Monday 29 July 2013

Feeling disheartened

So Michael messaged me about half an hour ago. It's the first time we have exchanged any form of communication since he started dating my ex-best friend again 2 weeks ago, which is forever for us, considering we used to talk everyday. This is actually so pathetic, 2 weeks, such a long time, but it has felt like a lifetime.

He has messaged me about 20 times now, most of them being minute long voice messages and I'm unsure what I am going to do. He is pleading with me to talk to him and saying he made a mistake and that he knows now he didn't really love her and that he dumped her but that doesn't really change anything that has happened and I don't think I could ever trust him ever again.

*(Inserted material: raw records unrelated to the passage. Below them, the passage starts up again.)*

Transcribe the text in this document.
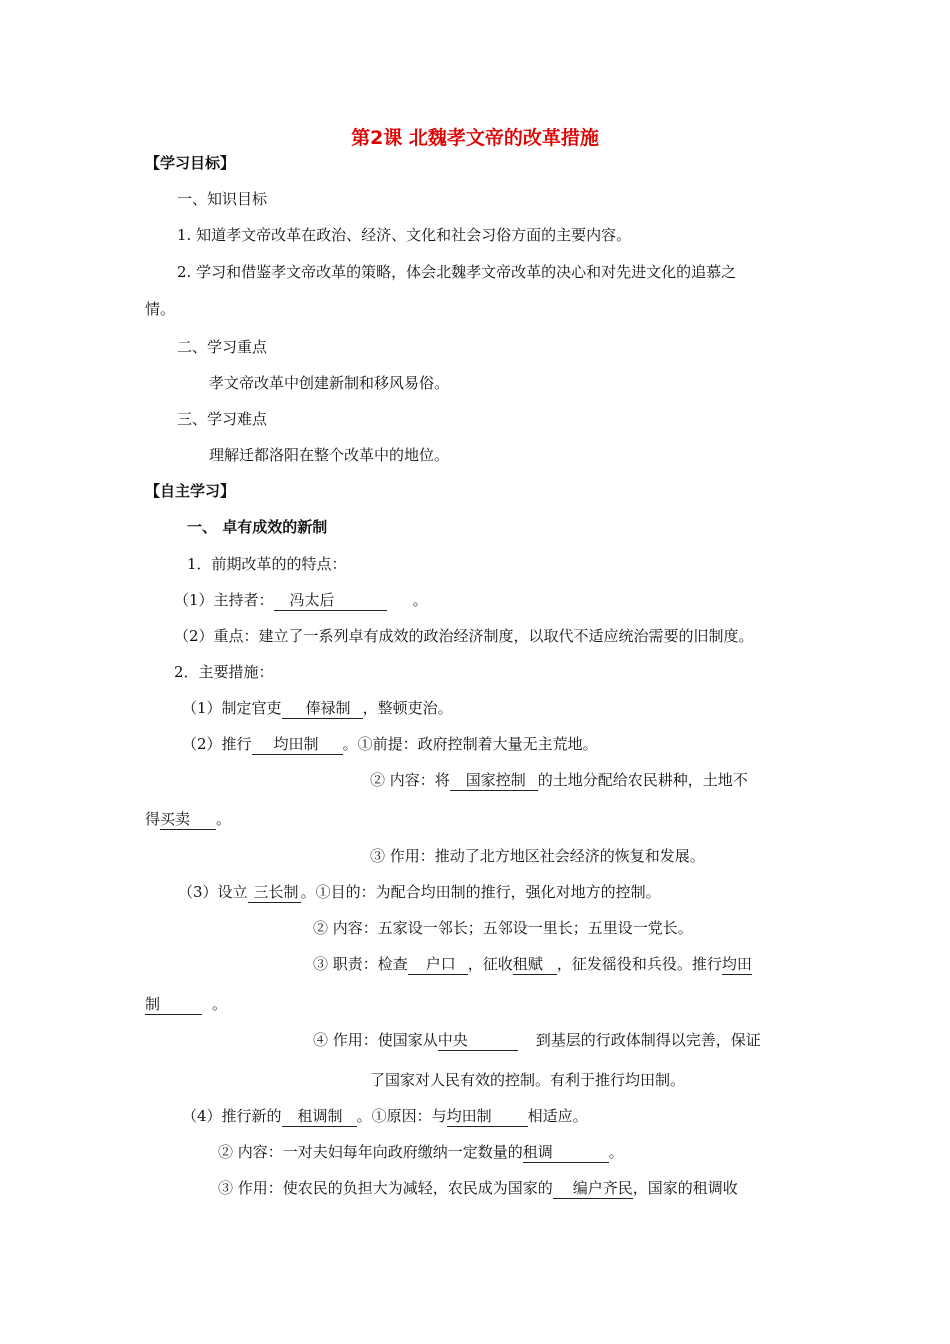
第2课 北魏孝文帝的改革措施
【学习目标】
一、知识目标
1. 知道孝文帝改革在政治、经济、文化和社会习俗方面的主要内容。
2. 学习和借鉴孝文帝改革的策略，体会北魏孝文帝改革的决心和对先进文化的追慕之
情。
二、学习重点
孝文帝改革中创建新制和移风易俗。
三、学习难点
理解迁都洛阳在整个改革中的地位。
【自主学习】
一、 卓有成效的新制
1．前期改革的的特点：
（1）主持者： 冯太后	。
（2）重点：建立了一系列卓有成效的政治经济制度，以取代不适应统治需要的旧制度。
2．主要措施：
（1）制定官吏 俸禄制 ，整顿吏治。
（2）推行 均田制 。①前提：政府控制着大量无主荒地。
② 内容：将 国家控制 的土地分配给农民耕种，土地不
得买卖 。
③ 作用：推动了北方地区社会经济的恢复和发展。
（3）设立 三长制 。①目的：为配合均田制的推行，强化对地方的控制。
② 内容：五家设一邻长；五邻设一里长；五里设一党长。
③ 职责：检查 户口 ，征收租赋 ，征发徭役和兵役。推行均田
制	。
④ 作用：使国家从中央	到基层的行政体制得以完善，保证
了国家对人民有效的控制。有利于推行均田制。
（4）推行新的 租调制 。①原因：与均田制 相适应。
② 内容：一对夫妇每年向政府缴纳一定数量的租调	。
③ 作用：使农民的负担大为减轻，农民成为国家的 编户齐民，国家的租调收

When he messaged me though, my heart literally jumped and I wish he didn't still have that effect on me. I wish I could just let go and forget but it's hard, especially when he has decided he wants to still be in my life.

The thing is, if he said to me that he is sorry and he misses me, I would go back without hesitation and I don't want to be that person. I don't want to be the girl that goes crawling back to a guy that has smushed her heart into a million pieces again and again. I still might though and that worries me. I've had these weird pins and needles ever since he started talking to me again and I wish I didn't because that just means that I still love him and I shouldn't love him. He should mean nothing to me, he is just a guy, nothing special but I can't shake this feeling. I just want him to stop or for me to wake up right now and realise this has just been all in my head because I can't deal with this right now.

I wish I wasn't weak and could resist him and I'm trying and I need someone like Emilia to be online right now and tell me "don't give in, you're stronger than this" and for me to smile and know that she is right and that he will leave me alone soon enough but she isn't online and I can't sleep so I'm going to continue to be broken for a little while now. Life sucks sometimes.